Exposure to nerve agents induces prolonged status epilepticus (SE), causing brain damage or death. Diazepam (DZP) is the current US Food and Drug Administration–approved drug for the cessation of nerve agent–induced SE. Here, we compared the efficacy of DZP with that of UBP302 [(S)-3-(2-carboxybenzyl)willardiine; an antagonist of the kainate receptors that contain the GluK1 subunit] against seizures, neuropathology, and behavioral deficits induced by soman in rats.

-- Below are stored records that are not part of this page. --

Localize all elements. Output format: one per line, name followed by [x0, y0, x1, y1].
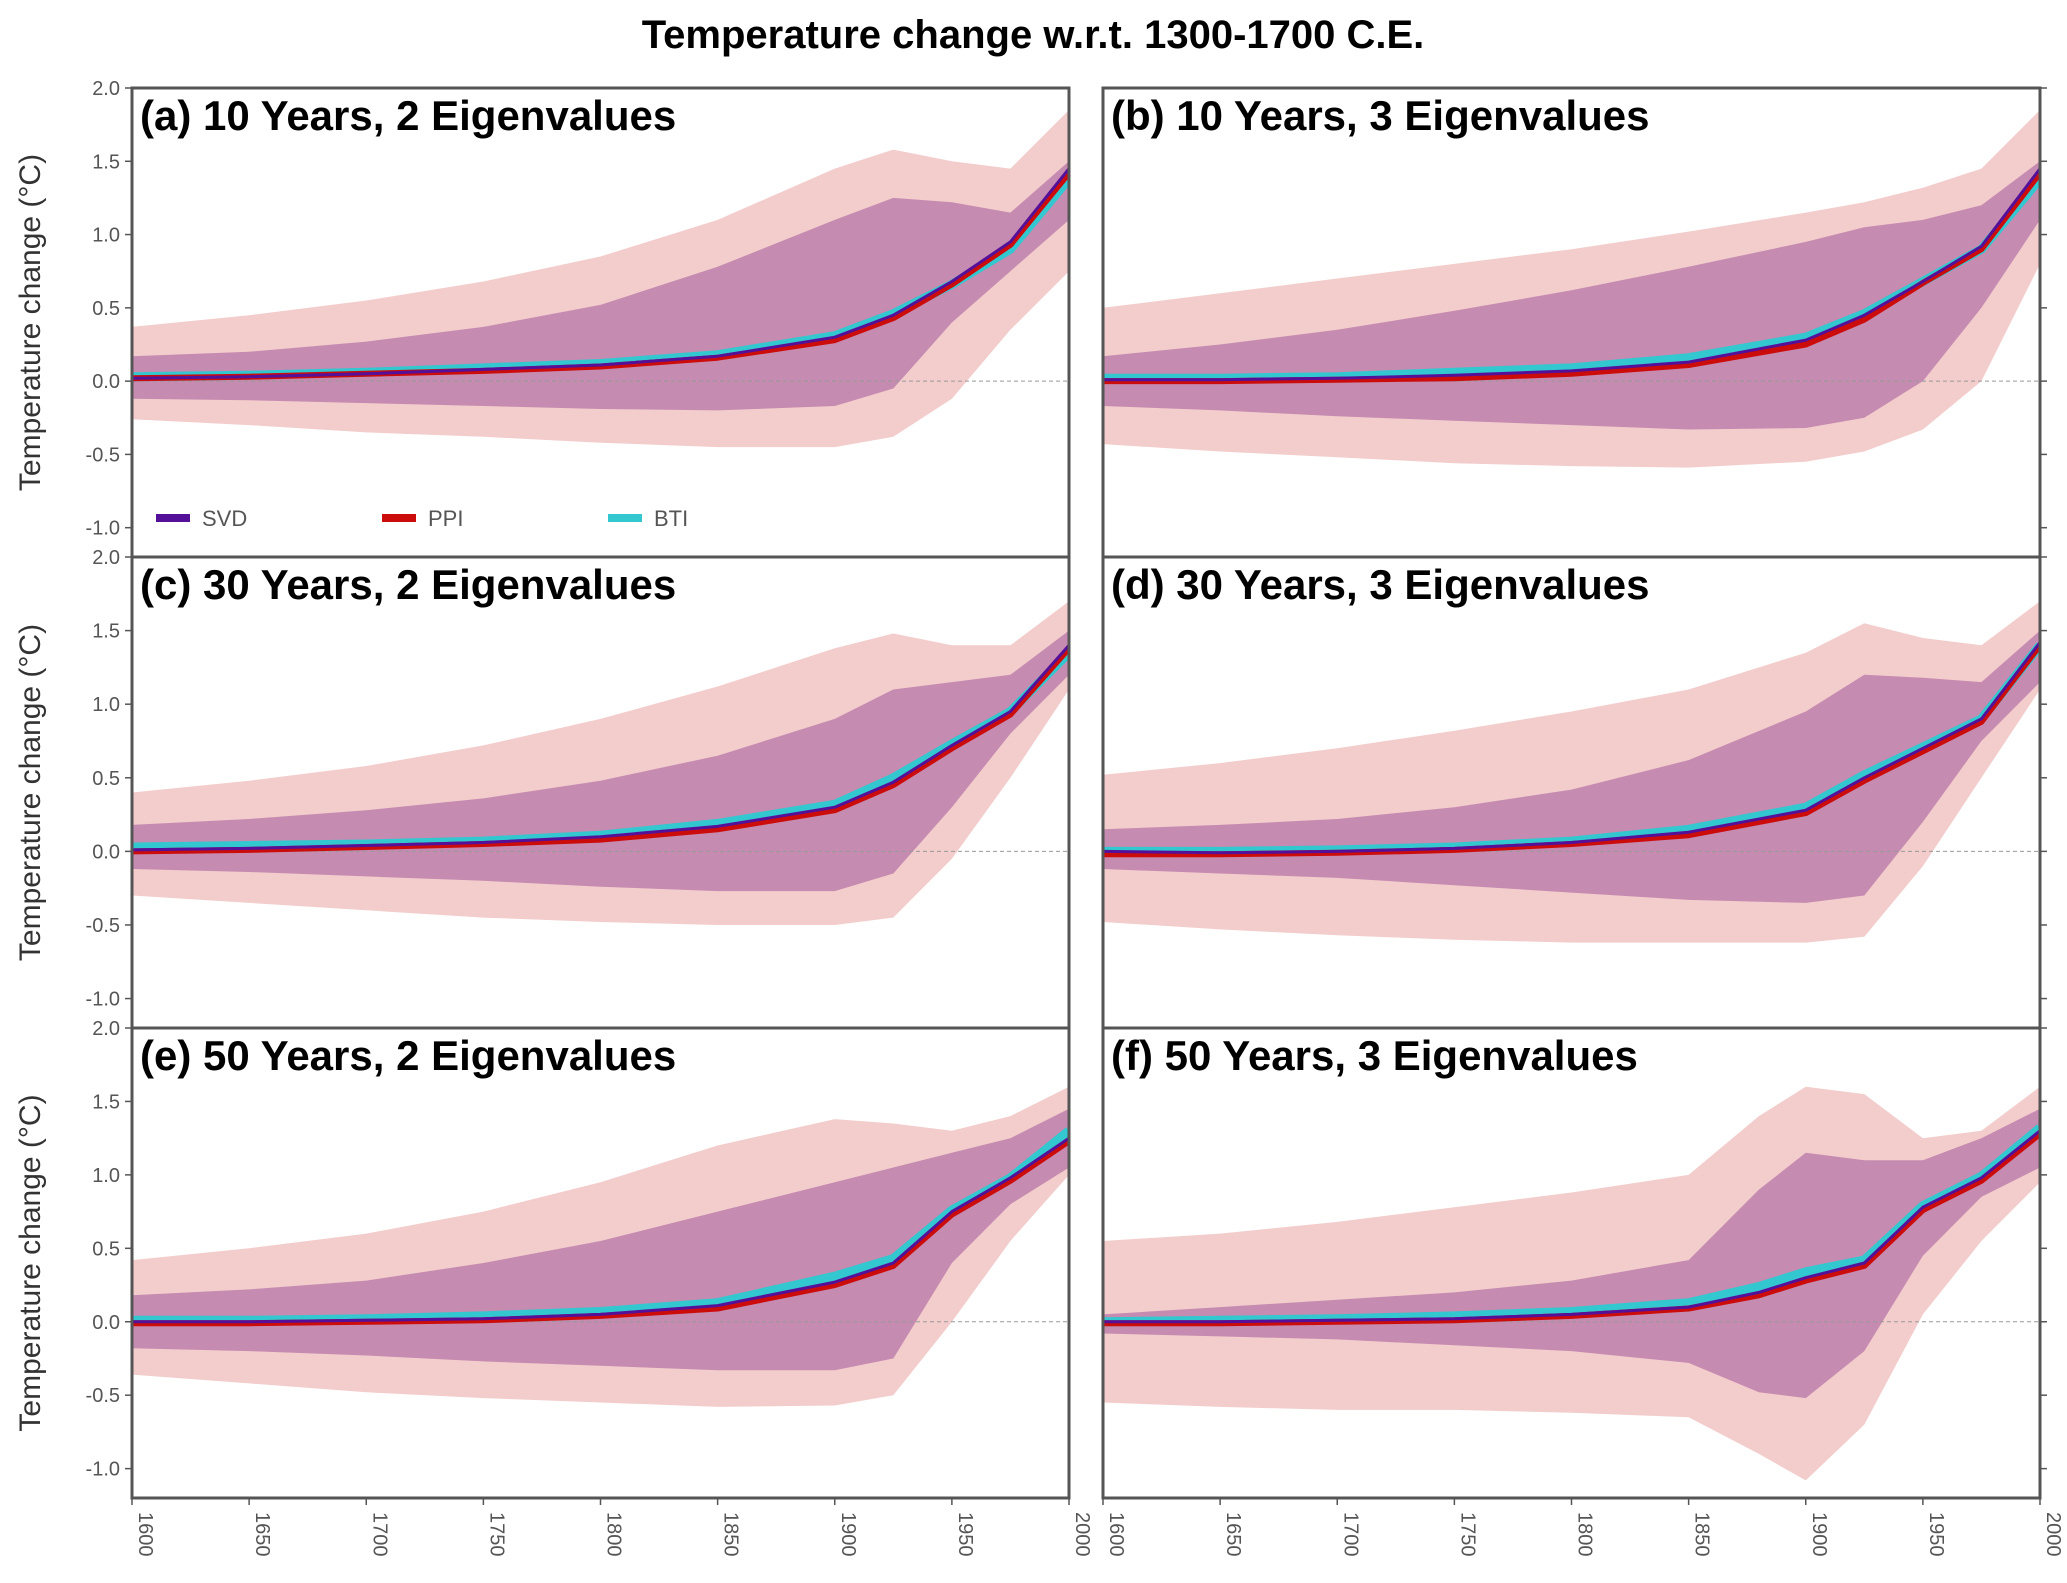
y-tick-label: 0.5 — [92, 768, 120, 790]
y-tick-label: 1.5 — [92, 621, 120, 643]
y-axis-label: Temperature change (°C) — [14, 154, 47, 491]
x-tick-label: 1750 — [485, 1512, 507, 1557]
x-tick-label: 1650 — [1222, 1512, 1244, 1557]
y-tick-label: 0.5 — [92, 298, 120, 320]
plot-area-e — [132, 1086, 1069, 1407]
y-tick-label: 1.5 — [92, 151, 120, 173]
plot-area-b — [1103, 110, 2040, 468]
x-tick-label: 1700 — [368, 1512, 390, 1557]
legend-label-bti: BTI — [654, 506, 688, 531]
panel-title: (a) 10 Years, 2 Eigenvalues — [140, 92, 676, 139]
series-line-svd — [132, 644, 1069, 852]
panel-title: (b) 10 Years, 3 Eigenvalues — [1111, 92, 1650, 139]
panel-e: (e) 50 Years, 2 Eigenvalues 2.0 1.5 1.0 0.5 0… — [14, 1018, 1093, 1557]
panel-b: (b) 10 Years, 3 Eigenvalues — [1101, 86, 2047, 559]
x-tick-label: 1700 — [1339, 1512, 1361, 1557]
inner-uncertainty-band — [132, 630, 1069, 892]
y-axis-label: Temperature change (°C) — [14, 1094, 47, 1431]
x-tick-label: 1850 — [720, 1512, 742, 1557]
plot-area-d — [1103, 601, 2040, 943]
y-tick-label: 2.0 — [92, 1018, 120, 1040]
series-line-svd — [1103, 1129, 2040, 1324]
x-tick-label: 1950 — [954, 1512, 976, 1557]
x-tick-label: 1600 — [134, 1512, 156, 1557]
panel-f: (f) 50 Years, 3 Eigenvalues 1600 1650 1700 1… — [1101, 1026, 2064, 1557]
x-tick-label: 1900 — [1808, 1512, 1830, 1557]
panel-a: (a) 10 Years, 2 Eigenvalues 2.0 1.5 1.0 0.5 0… — [14, 78, 1071, 559]
y-tick-label: 1.0 — [92, 1165, 120, 1187]
inner-uncertainty-band — [1103, 161, 2040, 430]
panel-title: (f) 50 Years, 3 Eigenvalues — [1111, 1032, 1638, 1079]
series-line-svd — [1103, 167, 2040, 382]
y-tick-label: -1.0 — [86, 1459, 120, 1481]
y-tick-label: -1.0 — [86, 989, 120, 1011]
y-tick-label: -1.0 — [86, 518, 120, 540]
x-tick-label: 2000 — [1071, 1512, 1093, 1557]
y-tick-label: -0.5 — [86, 1385, 120, 1407]
series-line-svd — [132, 1136, 1069, 1324]
x-tick-label: 1950 — [1925, 1512, 1947, 1557]
legend: SVD PPI BTI — [156, 506, 688, 531]
y-tick-label: 2.0 — [92, 78, 120, 100]
series-line-svd — [1103, 641, 2040, 855]
y-axis-label: Temperature change (°C) — [14, 624, 47, 961]
y-tick-label: -0.5 — [86, 444, 120, 466]
figure-title: Temperature change w.r.t. 1300-1700 C.E. — [642, 13, 1425, 57]
y-tick-label: 0.0 — [92, 371, 120, 393]
inner-uncertainty-band — [132, 161, 1069, 411]
x-tick-label: 2000 — [2042, 1512, 2064, 1557]
legend-label-ppi: PPI — [428, 506, 463, 531]
y-tick-label: 1.5 — [92, 1091, 120, 1113]
panel-c: (c) 30 Years, 2 Eigenvalues 2.0 1.5 1.0 0.5 0… — [14, 547, 1071, 1030]
panel-title: (c) 30 Years, 2 Eigenvalues — [140, 561, 676, 608]
x-tick-label: 1800 — [603, 1512, 625, 1557]
y-tick-label: 0.0 — [92, 841, 120, 863]
y-tick-label: -0.5 — [86, 915, 120, 937]
y-tick-label: 0.0 — [92, 1312, 120, 1334]
inner-uncertainty-band — [132, 1108, 1069, 1371]
x-tick-label: 1800 — [1574, 1512, 1596, 1557]
inner-uncertainty-band — [1103, 630, 2040, 903]
y-tick-label: 1.0 — [92, 225, 120, 247]
plot-area-c — [132, 601, 1069, 925]
panel-title: (d) 30 Years, 3 Eigenvalues — [1111, 561, 1650, 608]
plot-area-f — [1103, 1086, 2040, 1481]
y-tick-label: 2.0 — [92, 547, 120, 569]
y-tick-label: 1.0 — [92, 694, 120, 716]
panel-d: (d) 30 Years, 3 Eigenvalues — [1101, 555, 2047, 1030]
plot-area-a — [132, 110, 1069, 448]
x-tick-label: 1750 — [1456, 1512, 1478, 1557]
inner-uncertainty-band — [1103, 1108, 2040, 1399]
panel-title: (e) 50 Years, 2 Eigenvalues — [140, 1032, 676, 1079]
series-line-svd — [132, 167, 1069, 380]
y-tick-label: 0.5 — [92, 1238, 120, 1260]
panels: (a) 10 Years, 2 Eigenvalues 2.0 1.5 1.0 0.5 0… — [14, 78, 2064, 1557]
x-tick-label: 1850 — [1691, 1512, 1713, 1557]
legend-label-svd: SVD — [202, 506, 247, 531]
x-tick-label: 1650 — [251, 1512, 273, 1557]
x-tick-label: 1900 — [837, 1512, 859, 1557]
x-tick-label: 1600 — [1105, 1512, 1127, 1557]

DZP, administered 1 hour or 2 hours postexposure, terminated the SE, but seizures returned; thus, the total duration of SE within 24 hours after soman exposure was similar to (DZP at 1 hour) or longer than (DZP at 2 hours) that in the soman-exposed rats that did not receive the anticonvulsant. Compared with DZP, UBP302 stopped SE with a slower time course, but dramatically reduced the total duration of SE within 24 hours. Neuropathology and behavior were assessed in the groups that received anticonvulsant treatment 1 hour after exposure. UBP302, but not DZP, reduced neuronal degeneration in a number of brain regions, as well as neuronal loss in the basolateral amygdala and the CA1 hippocampal area, and prevented interneuronal loss in the basolateral amygdala. Anxiety-like behavior was assessed in the open field and by the acoustic startle response 30 days after soman exposure. The results showed that anxiety-like behavior was increased in the DZP-treated group and in the group that did not receive anticonvulsant treatment, but not in the UBP302-treated group. The results argue against the use of DZP for the treatment of nerve agent–induced seizures and brain damage and suggest that targeting GluK1-containing receptors is a more effective approach.